On two bitterly cold days in February 2015, on the island of Manhattan but outside the territory of the City of New York, the United Nations Commission on International Trade Law (UNCITRAL) met in a hearing room at the UN to decide whether the US proposal for a convention on the enforcement of settlements reached in conciliating or mediating cross-border commercial disputes should be further explored. The proposal asks Working Group II (Conciliation and Mediation) to consider a convention analogous to the New York Convention on arbitral awards. The New York Convention is codified in the US in the Federal Arbitration Act. 9 U.S.C. § 201 et seq. That convention, first adopted in June 1958, has now been signed by over 145 countries.

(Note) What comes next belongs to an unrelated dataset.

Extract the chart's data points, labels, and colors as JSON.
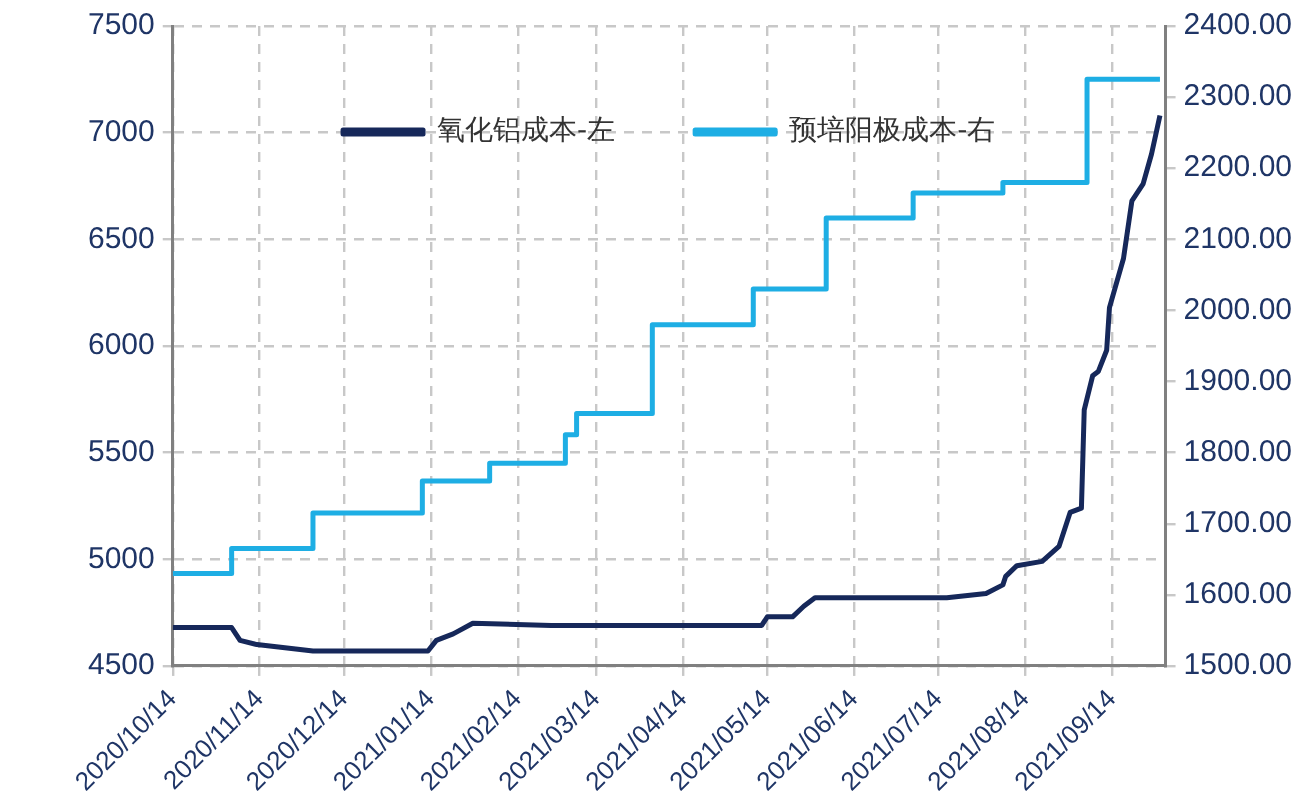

The significance of the proposal can only be understood in the context of the impact that the New York Convention has had in the arbitration world. Because court judgments in foreign jurisdictions do not enjoy ease of enforcement comparable to the expedition of the convention, arbitration has become the preferred mechanism for resolving international disputes. The result has been the creation of an entire international economy involving facilities, arbitral institutions, arbitrators and arbitration practitioners. Countries and cities vie to create the most favourable seats and rules for this business of dispute resolution. New York has participated in this economy, Miami has a centre and there are others around the country. London, Paris, Singapore, and other foreign venues compete for this business.

In most domestic disputes, mediation, conciliation and settlement play a very significant role and provide a less costly alternative to completing the entire process. However, because mediated or conciliated settlements of international disputes have no special status and are treated as contracts subject to contractual defences when enforcement is sought, mediation and conciliation are seen to be seriously underutilised in international disputes. Indeed, the EU has issued a directive, directive 2008/52/EC of the European Parliament and of the Council of 21 May 2008, on certain aspects of mediation in civil and commercial matters, in an effort to increase the use of mediation in cross-border disputes. But the directive leaves the means of enforcement to the member states.